Sunday, June 27, 2010

"Honoring and Sustaining the Law"

The twelfth Article of Faith of The Church of Jesus Christ of Latter-day Saints reads, “We believe in being subject to kings, presidents, rulers, and magistrates, in obeying, honoring, and sustaining the law.”


My familiarity with the Articles of Faith began many, many years ago while I was a Primary student. Of course like everyone else, my graduation from that Auxiliary was in part dependent upon my being able to quote all thirteen of them to my leaders from memory.


For an eleven year old in 1951, the twelfth one seemed benign to me. Why would I or anyone in my restricted circle of friends and relatives seriously think about doing anything contrary to the laws and interests of the United States government? Most of the other Articles of Faith were gospel centered, and their subject matter was intended to motivate the believer to pursue further study of the topic. Other Articles made reference to personal behavior that would require many years or possibly a lifetime to realize. However, sustaining our various levels of government and obeying their dictates only seemed like the natural thing to do. At that age, I knew almost nothing about the reality of other members of the Church who lived in foreign countries, and of the practical and at times life-threatening difficulties they faced while struggling to live by the dictates of this pattern of belief.


At that age, I also had not made the connection between the era in which the Articles of Faith had been penned and the realities with which those Saints were in fact contending. In 1842, the horrors of mob violence that had succeeded in driving them from their homes, businesses, and lands in Ohio and Missouri were still very fresh in their minds as they gathered to Nauvoo. The Prophet and his fellow prisoners had made their way to Illinois after their escape from Liberty jail, where they had been held unlawfully for months in very inhumane conditions. Appeals to their governmental leaders in the Nation’s capital for redress of their many injuries stemming from unconstitutional and illegal persecutions fell on deaf ears and not understanding minds. In spite of being so rebuffed, the Saints were accepting of their condition and thanked God for the forms of government that had treated them so wretchedly. In human terms, such behavior is amazing and normally unexpected.


What are our circumstances as Saints today? Given that our membership in some numbers has spread into almost all areas of the globe, the dictates of the twelfth Article of Faith provide varying challenges to its adherents. One of the hallmarks of the value systems that dominate in socially stable and economically advanced nations is the attempt to enumerate and protect personal or civil liberties. In such lands, supporting the established governments and obeying existing laws is relatively easy and almost always results in an absence of personal threats. At the other end of the social and political continuums are systems that are incapable of maintaining stability or in fact seek to further ends that are chaotic. These seem hardly worthy of the public’s support. Into such areas generally, the gospel is not taken in any organized fashion, and in such where the Church has been established, missionary and temple activities are at times curtailed. While the substance and expectations of the Articles of Faith in such conditions remain the same as otherwise, the resulting conduct of the members most likely will need to be appropriate to their circumstances.

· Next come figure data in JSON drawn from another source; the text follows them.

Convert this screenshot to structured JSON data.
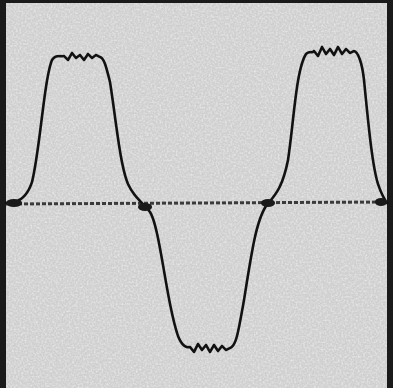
{
  "image": {
    "subject": "oscilloscope-trace",
    "background_color": "#d3d3d3",
    "speckle_dark_color": "#8c8c8c",
    "speckle_light_color": "#f2f2f2",
    "frame_color": "#1a1a1a",
    "trace_color": "#111111",
    "baseline_color": "#3a3a3a"
  }
}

A brief consideration of the experiences of the Saints living in the communist German Democratic Republic may be instructive here. As a rule, what we as a Church consider normal missionary proselytizing activities were very seriously limited by the laws of that nation. Yet full-time missionary work continued with many young members accepting calls to serve. As one of them, Sister Linford served for twenty-six months. Church meetings were often observed by members of the Stasi, the East German secret police, who sat among the congregations. Teaching manuals and other printed materials from the Church that we take for granted were not allowed into the country for many years. Through all of this, the members remained respectful of the communist government and its suppressive laws. Because the government of the GDR came to realize that the Saints living within its borders were not carrying on subversive activities, indeed, they were obedient citizens, the government invited the Church to build a temple. In fact, the temple in Freiberg is the only temple the Church has constructed inside of a communist nation. Had the Saints not conducted themselves in a manner consistent with the twelfth Article of Faith, it is highly unlikely that miracle would have happened.


As the end draws closer, wickedness in the world will increase. That is a given. It is thus reasonable to assume that the world’s populated areas will experience in numbers and intensity an increase in civil disobedience. Organized government’s natural response to such depreciating conditions will be to exert more and more authority. Both the increase of civil disobedience and the expansion of governmental authority in the hopes of restoring and maintaining order will have the effect of limiting ever more the personal liberties of the denizens of these societies. In such instances, attempting to live in accordance with the tenets of the twelfth Article of Faith will become more and more trying and dangerous. The fallback position for those caught in such circumstances and who seek to obey these increasingly authoritarian governments may well be the dictum that social order maintained by even autocratic governments is generally a better course of action than attempting to live within a society marked by chaos and anarchy.